Cornellà tampoco ha olvidado. Desde hace años, en el barrio de la Gavarra existe el “Espacio Cristina Bergua Vera”: un pequeño rincón urbano, con un monolito y una placa dedicada a ella y a todas las personas desaparecidas sin explicación. En 2022, al cumplirse 25 años de su desaparición, el Ayuntamiento organizó un acto conmemorativo allí mismo, con la presencia de la familia y de decenas de vecinos. En 2024, el homenaje se repitió por los 27 años sin Cristina. Su cara aparece en campañas, en murales, en velas encendidas cada 9 de marzo, y también en productos culturales: podcasts como Criminopatía, emisiones especiales de televisión y, más recientemente, reportajes de Equipo de Investigación que han vuelto a colocar su nombre en primera línea.
En 2025, artículos especializados como el de la revista policial H50 recordaban que el “caso Cristina Bergua” es, técnicamente, un expediente sin cuerpo, sin escena y sin prueba definitiva, sostenido sobre hipótesis y sospechas, y advertían de un reloj implacable: si no hay avances, el procedimiento prescribirá en marzo de 2027. Mientras tanto, el foco mediático vuelve una y otra vez hacia Javier, el exnovio, convertido en figura maldita: en una pieza reciente, reaccionó con aspavientos y amenazas ante las cámaras cuando se le preguntó por ella. Nunca ha sido condenado por nada relacionado con la desaparición, y legalmente mantiene intacta su presunción de inocencia. Pero en la memoria de muchos, su nombre y el de Cristina siguen atados por un hilo que nadie ha logrado cortar ni probar.

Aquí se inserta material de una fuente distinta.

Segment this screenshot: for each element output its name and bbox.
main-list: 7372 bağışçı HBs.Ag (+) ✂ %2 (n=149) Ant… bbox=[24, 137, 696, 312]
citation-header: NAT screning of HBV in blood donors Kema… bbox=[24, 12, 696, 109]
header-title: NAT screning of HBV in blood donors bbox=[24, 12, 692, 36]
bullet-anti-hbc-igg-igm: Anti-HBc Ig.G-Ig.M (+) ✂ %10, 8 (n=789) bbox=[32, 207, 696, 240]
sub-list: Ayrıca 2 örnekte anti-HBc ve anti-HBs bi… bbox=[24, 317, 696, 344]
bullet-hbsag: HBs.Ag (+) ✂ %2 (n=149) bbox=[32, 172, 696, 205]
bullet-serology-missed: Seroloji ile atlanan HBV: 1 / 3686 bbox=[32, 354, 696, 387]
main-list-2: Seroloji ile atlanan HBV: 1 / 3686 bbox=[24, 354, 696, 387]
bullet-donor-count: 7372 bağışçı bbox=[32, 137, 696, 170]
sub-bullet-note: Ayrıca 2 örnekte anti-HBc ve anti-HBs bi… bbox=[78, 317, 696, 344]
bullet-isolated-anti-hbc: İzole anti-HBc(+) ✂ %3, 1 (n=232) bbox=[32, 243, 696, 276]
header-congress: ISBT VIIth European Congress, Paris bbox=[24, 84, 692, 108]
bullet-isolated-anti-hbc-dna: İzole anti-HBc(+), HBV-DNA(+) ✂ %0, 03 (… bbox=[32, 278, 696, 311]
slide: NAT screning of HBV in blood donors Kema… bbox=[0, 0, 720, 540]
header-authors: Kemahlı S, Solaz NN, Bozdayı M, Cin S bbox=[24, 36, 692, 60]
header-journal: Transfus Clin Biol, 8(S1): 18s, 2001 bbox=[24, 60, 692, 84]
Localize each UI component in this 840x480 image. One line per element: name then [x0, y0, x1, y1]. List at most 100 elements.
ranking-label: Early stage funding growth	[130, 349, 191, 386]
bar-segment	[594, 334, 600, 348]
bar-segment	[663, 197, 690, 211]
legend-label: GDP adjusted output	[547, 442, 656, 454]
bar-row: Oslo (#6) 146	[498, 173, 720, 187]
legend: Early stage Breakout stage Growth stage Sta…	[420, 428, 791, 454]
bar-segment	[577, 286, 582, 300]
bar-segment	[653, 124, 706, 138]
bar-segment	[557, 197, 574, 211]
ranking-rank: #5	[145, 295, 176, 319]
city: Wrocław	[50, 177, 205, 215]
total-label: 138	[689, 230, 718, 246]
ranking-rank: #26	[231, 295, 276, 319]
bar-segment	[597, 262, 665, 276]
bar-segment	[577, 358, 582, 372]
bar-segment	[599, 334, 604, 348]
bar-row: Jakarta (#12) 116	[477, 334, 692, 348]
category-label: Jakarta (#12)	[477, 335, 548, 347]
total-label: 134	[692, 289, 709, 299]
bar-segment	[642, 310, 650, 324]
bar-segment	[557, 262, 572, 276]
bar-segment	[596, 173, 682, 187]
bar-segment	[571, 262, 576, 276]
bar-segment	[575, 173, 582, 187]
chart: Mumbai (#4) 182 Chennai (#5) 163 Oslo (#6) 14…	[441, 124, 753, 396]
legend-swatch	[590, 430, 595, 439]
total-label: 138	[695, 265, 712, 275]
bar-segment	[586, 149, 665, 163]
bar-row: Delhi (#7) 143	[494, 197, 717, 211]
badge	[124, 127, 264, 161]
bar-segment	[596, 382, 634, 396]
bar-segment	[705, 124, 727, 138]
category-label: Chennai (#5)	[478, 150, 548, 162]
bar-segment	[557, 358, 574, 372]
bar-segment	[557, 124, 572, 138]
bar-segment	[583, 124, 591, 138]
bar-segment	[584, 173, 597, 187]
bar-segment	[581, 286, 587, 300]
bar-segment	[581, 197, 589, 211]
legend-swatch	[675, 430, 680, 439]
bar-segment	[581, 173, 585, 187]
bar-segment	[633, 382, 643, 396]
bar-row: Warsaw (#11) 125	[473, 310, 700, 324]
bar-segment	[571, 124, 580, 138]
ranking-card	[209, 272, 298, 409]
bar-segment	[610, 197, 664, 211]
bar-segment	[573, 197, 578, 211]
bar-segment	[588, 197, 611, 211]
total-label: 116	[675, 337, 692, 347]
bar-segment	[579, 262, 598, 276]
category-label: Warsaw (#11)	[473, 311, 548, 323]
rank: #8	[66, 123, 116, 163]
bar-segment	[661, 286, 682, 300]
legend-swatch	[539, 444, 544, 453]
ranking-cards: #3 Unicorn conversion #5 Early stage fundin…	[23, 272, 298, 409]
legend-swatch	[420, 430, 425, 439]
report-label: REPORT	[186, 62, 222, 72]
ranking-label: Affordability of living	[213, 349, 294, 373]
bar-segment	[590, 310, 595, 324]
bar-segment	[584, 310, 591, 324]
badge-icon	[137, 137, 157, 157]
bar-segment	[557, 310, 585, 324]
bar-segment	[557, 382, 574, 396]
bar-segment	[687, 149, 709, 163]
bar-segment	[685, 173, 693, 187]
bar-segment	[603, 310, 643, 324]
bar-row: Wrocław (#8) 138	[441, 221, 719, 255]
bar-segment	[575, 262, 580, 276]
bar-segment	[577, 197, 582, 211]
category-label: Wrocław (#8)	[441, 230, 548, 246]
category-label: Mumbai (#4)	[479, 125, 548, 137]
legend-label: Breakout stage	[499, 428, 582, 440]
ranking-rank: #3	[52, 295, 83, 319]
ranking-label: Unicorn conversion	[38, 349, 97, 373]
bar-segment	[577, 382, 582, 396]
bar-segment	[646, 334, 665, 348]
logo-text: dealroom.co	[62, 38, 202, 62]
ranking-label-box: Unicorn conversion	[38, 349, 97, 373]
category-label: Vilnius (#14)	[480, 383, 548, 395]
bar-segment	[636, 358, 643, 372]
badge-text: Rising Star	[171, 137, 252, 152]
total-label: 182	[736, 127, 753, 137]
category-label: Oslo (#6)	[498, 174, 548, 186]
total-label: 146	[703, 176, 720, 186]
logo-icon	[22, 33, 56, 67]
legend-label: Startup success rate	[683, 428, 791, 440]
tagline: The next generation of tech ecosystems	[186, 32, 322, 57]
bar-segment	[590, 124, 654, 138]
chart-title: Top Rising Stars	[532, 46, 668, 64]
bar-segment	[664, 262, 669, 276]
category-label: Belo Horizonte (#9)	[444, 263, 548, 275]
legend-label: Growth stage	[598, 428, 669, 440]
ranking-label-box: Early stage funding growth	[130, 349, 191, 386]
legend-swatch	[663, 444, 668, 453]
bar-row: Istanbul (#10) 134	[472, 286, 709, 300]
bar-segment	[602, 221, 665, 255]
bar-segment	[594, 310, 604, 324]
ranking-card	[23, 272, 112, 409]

Hoy, Cristina Bergua es oficialmente una persona fallecida —así se declaró en 2017 para poder ordenar ciertos aspectos legales—, pero para su familia sigue siendo también una ausencia viva, un hueco en la mesa y un cuarto que el tiempo no consigue vaciar del todo. Cada anónimo, cada programa, cada reportaje nuevo reabre la misma herida: la de no saber dónde está ni qué pasó exactamente después de que saliera hacia casa de su novio aquel 9 de marzo de 1997. El expediente policial habla de indicios, de vertederos, de anónimos y de un posible final violento; el corazón de sus padres solo sabe que su hija no se habría marchado sin despedirse, y que alguien, en algún lugar, guarda todavía la clave de lo que ocurrió.
Porque el caso de Cristina Bergua no es solo una de las desapariciones más oscuras de la España de los 90; es también el espejo en el que se reflejan todas las familias que viven atrapadas entre la esperanza y la certeza de una pérdida. ¿Qué pasó realmente aquella tarde entre Cornellà y Esplugues? ¿Terminó Cristina la conversación que iba a cambiar su vida o alguien decidió que no saldría viva de ella? ¿Cuántas verdades siguen enterradas —en un vertedero, en una ladera, en una alcantarilla o en una conciencia— mientras el calendario avanza hacia 2027, el año en que la ley podría dar por cerrado un caso que para quienes quieren a Cristina nunca se cerrará del todo?